Голоса были благодатным строительным материалом, может быть, вообще лучшим, и иногда, когда ему было особенно хорошо и весело, некоторые из церквей он и правда отрывал от земли, совсем отрывал. Как дыхание, они рождались в человеке и, выйдя из него на волю, повисали над миром и над текущей, волнующейся водой, будто сады Семирамиды. Совсем уже порвавшие с землей, с грехом, вознесенные и прекрасные, храмы эти казались зыбкими, как вода под ними, или такими же зыбкими, как сон; стены, сотканные из звука, были невесомы, колебались, вибрировали, трепетали, словно крылья бабочки — подуешь и улетит, и все же они были прочны, в них была вера. Я уже говорил, что Лептагов нередко следовал устоявшейся традиции, но часто было даже невозможно угадать прообраз того, что он делал, если таковой вообще был. Он, без сомнения, очень любил высокие своды, купола, но, выстроив, возведя их, он и здесь стремился во что бы то ни стало тут же оторвать свод от земли, чтобы у каждого, кто на него смотрел, было ощущение, что храм и строили уже вознесенным. Внутренняя сторона купола — небо так и так было совсем другой стихией, обиталищем ангелов и самого Бога, и он из сильных, низких голосов — басов и баритонов — ставя мощные подпружные арки под барабан, держащий небесную твердь, в то же время всячески прятал их, маскировал высокими голосами. Он сплетал голоса скопцов в причудливые растительные орнаменты, рисовал ими прозрачные, полные света и воздуха фрески, и арки вдруг делались призрачными и невесомыми, будто их и вовсе не было. Он снимал с них ношу, снимал страшную тяжесть, страшное давление купола, как некогда Христос снял с человека невыносимую тяжесть первородного греха.

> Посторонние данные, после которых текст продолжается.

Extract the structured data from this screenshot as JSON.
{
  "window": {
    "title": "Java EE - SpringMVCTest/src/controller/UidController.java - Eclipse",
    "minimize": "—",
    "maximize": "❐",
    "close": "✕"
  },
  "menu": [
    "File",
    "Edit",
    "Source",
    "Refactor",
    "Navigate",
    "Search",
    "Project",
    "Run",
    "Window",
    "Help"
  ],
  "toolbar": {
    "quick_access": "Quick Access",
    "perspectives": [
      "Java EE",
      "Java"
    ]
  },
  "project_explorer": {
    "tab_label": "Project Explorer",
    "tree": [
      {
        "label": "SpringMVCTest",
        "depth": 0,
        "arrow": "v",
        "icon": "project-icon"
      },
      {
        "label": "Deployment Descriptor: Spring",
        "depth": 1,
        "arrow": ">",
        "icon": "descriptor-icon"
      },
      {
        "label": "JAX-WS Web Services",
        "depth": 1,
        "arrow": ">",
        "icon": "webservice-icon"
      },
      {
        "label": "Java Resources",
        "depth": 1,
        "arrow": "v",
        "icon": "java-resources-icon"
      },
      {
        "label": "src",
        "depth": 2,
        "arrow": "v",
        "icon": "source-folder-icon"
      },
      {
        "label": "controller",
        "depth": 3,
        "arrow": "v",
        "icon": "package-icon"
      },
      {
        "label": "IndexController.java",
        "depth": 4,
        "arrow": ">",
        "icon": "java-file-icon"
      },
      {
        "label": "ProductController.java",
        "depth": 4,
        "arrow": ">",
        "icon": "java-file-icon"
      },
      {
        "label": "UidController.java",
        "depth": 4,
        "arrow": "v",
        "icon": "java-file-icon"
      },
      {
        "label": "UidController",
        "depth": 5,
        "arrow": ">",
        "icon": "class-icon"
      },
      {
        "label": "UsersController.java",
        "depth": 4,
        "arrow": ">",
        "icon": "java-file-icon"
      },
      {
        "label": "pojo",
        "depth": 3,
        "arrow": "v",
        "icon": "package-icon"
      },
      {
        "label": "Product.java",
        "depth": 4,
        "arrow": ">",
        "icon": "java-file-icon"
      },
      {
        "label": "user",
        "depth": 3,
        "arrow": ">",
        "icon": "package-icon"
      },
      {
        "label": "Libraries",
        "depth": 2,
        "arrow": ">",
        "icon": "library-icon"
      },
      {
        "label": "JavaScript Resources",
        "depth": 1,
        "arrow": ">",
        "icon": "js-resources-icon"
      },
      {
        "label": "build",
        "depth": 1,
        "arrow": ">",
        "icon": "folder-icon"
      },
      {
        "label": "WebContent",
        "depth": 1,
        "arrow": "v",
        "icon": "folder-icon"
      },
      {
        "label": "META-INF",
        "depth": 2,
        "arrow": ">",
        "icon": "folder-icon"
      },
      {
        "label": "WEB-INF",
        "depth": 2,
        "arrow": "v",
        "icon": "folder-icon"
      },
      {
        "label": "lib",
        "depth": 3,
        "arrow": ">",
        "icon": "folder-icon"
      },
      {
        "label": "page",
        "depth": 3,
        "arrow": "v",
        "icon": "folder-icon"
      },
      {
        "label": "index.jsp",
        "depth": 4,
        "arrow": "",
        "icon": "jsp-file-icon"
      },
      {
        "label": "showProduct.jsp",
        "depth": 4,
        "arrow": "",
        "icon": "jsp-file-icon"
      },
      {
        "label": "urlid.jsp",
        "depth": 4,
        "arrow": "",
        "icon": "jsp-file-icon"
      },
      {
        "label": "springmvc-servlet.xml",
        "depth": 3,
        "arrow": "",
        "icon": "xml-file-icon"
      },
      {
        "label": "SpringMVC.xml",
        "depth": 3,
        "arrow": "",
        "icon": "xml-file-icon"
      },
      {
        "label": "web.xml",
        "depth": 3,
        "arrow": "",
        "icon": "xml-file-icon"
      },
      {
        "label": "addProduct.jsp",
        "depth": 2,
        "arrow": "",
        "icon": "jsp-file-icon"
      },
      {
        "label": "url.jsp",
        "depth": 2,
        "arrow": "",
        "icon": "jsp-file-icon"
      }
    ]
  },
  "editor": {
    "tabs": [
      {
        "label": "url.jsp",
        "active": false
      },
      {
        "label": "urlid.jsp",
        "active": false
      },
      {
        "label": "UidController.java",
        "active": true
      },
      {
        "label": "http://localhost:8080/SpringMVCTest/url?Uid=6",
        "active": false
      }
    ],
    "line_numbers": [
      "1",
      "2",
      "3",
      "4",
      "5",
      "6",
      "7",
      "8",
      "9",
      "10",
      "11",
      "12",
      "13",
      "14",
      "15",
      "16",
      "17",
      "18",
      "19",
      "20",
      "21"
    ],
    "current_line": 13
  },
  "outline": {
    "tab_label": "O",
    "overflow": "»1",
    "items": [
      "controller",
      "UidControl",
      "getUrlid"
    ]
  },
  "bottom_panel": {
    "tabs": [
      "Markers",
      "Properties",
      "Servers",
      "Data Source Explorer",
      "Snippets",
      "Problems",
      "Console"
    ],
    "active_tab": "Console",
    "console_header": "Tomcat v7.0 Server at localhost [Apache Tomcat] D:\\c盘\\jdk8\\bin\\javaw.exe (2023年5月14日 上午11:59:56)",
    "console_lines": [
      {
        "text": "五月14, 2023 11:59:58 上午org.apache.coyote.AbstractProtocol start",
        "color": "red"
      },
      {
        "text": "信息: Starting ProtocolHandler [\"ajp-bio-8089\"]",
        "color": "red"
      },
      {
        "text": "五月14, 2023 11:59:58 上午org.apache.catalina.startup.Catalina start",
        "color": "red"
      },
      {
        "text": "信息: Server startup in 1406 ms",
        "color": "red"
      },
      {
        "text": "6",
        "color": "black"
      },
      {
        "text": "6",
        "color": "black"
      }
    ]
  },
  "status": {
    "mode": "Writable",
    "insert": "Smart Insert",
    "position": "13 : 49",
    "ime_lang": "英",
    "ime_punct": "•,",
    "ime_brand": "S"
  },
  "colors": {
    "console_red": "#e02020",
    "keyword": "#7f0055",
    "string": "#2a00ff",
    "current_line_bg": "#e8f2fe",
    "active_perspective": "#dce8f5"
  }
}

Но иногда я видел Лептагова совсем другим, раздавленным и устрашенным. Его пугала безумная изобретательность человека в грехе, эта причудливость пути человека к греху, из-за которой каждый из них раньше — не сейчас — мог себя оправдать и объяснить, почему предал, почему убил или ограбил, и так получалось, что и вправду он достоин милости и снисхождения. Сегодня они каялись и даже не заикались об этом, но еще вчера было иначе, и он знал, что это может вернуться. Ему было трудно в этом мире, где всякая жизнь, всякая судьба были так не похожи на другие, где были так не похожи голоса, и каждому надо было найти свое место. Его тогда начинало тянуть к математике, к миру простому и справедливому, где было лишь несколько законов и аксиом и никому не было дано их нарушить. В подобные дни он, чтобы обрести хоть какое-то равновесие, расчленял пространство будущего храма строгим, мерным ритмом колонн из басов и баритонов и дальше жесточайшим образом следил, чтобы тот же ритм пронизывал все здание.
В другой раз, словно мстя самому себе за математичность предыдущей работы, он строил чисто по наитию, как придется, или как Бог на душу положит; и лишь требовал от хористов как можно больше экспрессии, экспрессии и страдания, как можно больше любви и раскаяния. Из-за этого голоса сразу делались подвижны и изменчивы, старая жизнь со всем, что в ней было, вот-вот должна была быть разрушена, они стояли на краю гибели, смерть была рядом, и только иное понимание жизни, то понимание, которого от них ждал Господь, могло их спасти.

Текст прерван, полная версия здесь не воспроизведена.